4. En troisième lieu, aux termes de l'article L. 425-9 du code de l'entrée et du séjour des étrangers et du droit d'asile : " L'étranger, résidant habituellement en France, dont l'état de santé nécessite une prise en charge médicale dont le défaut pourrait avoir pour lui des conséquences d'une exceptionnelle gravité et qui, eu égard à l'offre de soins et aux caractéristiques du système de santé dans le pays dont il est originaire, ne pourrait pas y bénéficier effectivement d'un traitement approprié, se voit délivrer une carte de séjour temporaire portant la mention " vie privée et familiale " d'une durée d'un an. (). La décision de délivrer cette carte de séjour est prise par l'autorité administrative après avis d'un collège de médecins du service médical de l'Office français de l'immigration et de l'intégration, dans des conditions définies par décret en Conseil d'Etat. () "

5. Par un avis du 9 octobre 2023, que le préfet produit en défense, le collège de médecins de l'OFII a considéré que l'état de santé de M. B nécessitait une prise en charge médicale dont le défaut était susceptible d'entraîner des conséquences d'une exceptionnelle gravité, mais que, eu égard à l'offre de soins et aux caractéristiques du système de santé dans son pays d'origine, il devrait pouvoir y bénéficier du traitement adapté au stress post-traumatique dont il est atteint. Les certificats médicaux des médecins psychiatres du groupe hospitalier du Havre affirmant que sa pathologie nécessite une poursuite de soins en France et qu'il nécessite un suivi régulier ainsi que les ordonnances de prescription de médicaments ne permettent pas de renverser l'appréciation portée par l'administration sur la disponibilité de l'offre sanitaire en Géorgie. Par suite, les moyens tirés du défaut de recueil préalable de l'avis du collège de médecin de l'OFII et de la méconnaissance des dispositions de l'article L. 425-9 du code de l'entrée et du séjour des étrangers et du droit d'asile doivent être écartés.

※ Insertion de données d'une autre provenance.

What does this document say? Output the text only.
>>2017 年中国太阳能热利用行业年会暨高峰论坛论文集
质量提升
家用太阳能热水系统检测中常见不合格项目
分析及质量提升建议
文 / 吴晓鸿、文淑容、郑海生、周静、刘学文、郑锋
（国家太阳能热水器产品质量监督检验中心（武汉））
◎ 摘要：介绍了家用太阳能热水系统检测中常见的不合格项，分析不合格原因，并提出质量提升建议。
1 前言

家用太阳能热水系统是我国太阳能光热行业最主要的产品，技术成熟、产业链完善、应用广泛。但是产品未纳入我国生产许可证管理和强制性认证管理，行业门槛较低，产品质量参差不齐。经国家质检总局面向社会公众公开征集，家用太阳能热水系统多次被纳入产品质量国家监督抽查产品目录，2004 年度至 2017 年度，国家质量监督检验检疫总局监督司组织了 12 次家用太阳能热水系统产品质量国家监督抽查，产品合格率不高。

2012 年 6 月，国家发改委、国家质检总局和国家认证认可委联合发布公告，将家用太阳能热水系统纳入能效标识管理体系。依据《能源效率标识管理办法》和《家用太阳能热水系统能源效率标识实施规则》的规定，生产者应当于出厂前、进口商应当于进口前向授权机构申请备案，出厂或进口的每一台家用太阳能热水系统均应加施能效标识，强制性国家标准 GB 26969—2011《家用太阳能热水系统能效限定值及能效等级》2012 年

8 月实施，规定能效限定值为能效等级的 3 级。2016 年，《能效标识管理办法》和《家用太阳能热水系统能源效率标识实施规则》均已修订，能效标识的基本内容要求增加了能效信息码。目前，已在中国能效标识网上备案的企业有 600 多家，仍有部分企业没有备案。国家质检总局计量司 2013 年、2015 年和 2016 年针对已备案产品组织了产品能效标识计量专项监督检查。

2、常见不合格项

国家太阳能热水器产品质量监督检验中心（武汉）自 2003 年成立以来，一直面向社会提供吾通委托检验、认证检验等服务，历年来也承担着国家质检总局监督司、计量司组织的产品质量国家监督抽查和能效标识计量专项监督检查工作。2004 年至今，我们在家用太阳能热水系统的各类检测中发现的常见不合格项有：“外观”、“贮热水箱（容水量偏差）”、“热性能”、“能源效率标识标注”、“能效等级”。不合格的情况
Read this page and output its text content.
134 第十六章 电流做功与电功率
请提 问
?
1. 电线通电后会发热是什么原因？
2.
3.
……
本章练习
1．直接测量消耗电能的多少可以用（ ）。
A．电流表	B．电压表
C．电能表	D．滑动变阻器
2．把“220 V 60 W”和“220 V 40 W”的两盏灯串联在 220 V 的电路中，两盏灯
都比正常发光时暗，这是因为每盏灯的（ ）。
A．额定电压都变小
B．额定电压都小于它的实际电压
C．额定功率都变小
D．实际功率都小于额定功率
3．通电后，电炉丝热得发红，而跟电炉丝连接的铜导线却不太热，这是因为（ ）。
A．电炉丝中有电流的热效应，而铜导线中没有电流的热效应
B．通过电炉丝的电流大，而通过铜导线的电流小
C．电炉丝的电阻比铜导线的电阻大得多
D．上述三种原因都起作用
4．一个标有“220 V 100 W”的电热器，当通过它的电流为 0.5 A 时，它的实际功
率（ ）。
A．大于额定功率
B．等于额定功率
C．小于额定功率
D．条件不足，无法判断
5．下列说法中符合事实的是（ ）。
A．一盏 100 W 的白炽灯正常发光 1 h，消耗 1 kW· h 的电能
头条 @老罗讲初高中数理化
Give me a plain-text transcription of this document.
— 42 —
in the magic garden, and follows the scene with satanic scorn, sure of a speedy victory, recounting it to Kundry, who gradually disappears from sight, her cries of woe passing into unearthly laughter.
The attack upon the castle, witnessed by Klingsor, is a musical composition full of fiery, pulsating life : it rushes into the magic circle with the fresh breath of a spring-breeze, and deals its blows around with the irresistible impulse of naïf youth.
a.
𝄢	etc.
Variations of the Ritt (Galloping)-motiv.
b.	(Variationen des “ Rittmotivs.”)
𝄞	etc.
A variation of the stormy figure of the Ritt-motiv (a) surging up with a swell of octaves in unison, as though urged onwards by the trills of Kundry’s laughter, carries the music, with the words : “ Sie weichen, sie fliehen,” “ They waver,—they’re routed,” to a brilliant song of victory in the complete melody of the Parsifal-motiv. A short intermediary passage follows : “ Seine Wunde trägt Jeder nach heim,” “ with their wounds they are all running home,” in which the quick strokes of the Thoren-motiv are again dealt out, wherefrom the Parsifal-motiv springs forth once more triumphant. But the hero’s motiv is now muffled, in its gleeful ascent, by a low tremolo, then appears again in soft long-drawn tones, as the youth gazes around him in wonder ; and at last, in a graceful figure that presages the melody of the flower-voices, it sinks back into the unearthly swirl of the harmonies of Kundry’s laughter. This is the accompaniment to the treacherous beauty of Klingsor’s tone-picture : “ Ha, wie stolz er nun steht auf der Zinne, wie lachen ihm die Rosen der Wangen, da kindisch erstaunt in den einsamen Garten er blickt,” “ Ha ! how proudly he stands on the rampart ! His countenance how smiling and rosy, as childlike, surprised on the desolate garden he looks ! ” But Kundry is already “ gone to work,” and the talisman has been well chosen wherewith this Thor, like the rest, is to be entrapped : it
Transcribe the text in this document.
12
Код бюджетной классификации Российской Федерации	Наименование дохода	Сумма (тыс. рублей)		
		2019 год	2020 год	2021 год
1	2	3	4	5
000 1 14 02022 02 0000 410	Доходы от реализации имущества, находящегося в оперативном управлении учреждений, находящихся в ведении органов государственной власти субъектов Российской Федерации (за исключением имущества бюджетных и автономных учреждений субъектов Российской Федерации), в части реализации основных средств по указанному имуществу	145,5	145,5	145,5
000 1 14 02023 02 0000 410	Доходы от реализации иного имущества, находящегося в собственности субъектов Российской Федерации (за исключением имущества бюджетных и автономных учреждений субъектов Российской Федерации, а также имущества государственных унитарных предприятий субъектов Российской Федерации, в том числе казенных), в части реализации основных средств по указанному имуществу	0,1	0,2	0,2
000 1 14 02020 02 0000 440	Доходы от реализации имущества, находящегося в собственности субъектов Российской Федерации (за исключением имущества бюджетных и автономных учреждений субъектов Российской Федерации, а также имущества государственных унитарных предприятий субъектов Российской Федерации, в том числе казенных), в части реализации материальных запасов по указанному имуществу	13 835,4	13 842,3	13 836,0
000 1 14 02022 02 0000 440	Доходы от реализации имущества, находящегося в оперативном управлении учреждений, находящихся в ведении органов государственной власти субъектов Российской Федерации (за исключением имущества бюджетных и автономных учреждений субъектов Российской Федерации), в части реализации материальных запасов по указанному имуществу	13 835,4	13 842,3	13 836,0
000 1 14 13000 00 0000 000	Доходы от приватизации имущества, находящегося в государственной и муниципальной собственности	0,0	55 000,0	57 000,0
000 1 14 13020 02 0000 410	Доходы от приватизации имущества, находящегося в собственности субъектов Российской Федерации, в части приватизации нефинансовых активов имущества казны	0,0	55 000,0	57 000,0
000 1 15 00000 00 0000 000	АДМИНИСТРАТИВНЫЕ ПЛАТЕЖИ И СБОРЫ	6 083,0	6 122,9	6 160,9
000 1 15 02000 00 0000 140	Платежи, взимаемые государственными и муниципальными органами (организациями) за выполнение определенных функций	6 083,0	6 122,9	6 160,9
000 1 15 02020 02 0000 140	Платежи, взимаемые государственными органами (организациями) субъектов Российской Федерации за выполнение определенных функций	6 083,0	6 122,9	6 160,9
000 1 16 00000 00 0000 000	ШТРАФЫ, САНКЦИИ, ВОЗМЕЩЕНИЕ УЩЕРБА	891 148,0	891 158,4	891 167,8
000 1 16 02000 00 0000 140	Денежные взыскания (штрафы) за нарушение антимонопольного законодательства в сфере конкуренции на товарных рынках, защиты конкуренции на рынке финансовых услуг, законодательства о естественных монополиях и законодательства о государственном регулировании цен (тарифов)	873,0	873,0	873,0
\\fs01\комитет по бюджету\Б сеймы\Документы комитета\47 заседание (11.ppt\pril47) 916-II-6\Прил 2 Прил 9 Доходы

6. En quatrième lieu, il résulte des stipulations de l'article 8 de la convention de sauvegarde des droits de l'homme et des libertés fondamentales qu'elles garantissent le droit des personnes au respect de leur vie privée et familiale. Ces stipulations n'imposaient nullement au préfet de la Seine-Maritime de procéder à un examen distinct du droit au séjour du requérant au titre de sa vie privée, d'une part, et de sa vie familiale, d'autre part. La décision en litige n'est, dès lors, entachée d'aucune erreur de droit.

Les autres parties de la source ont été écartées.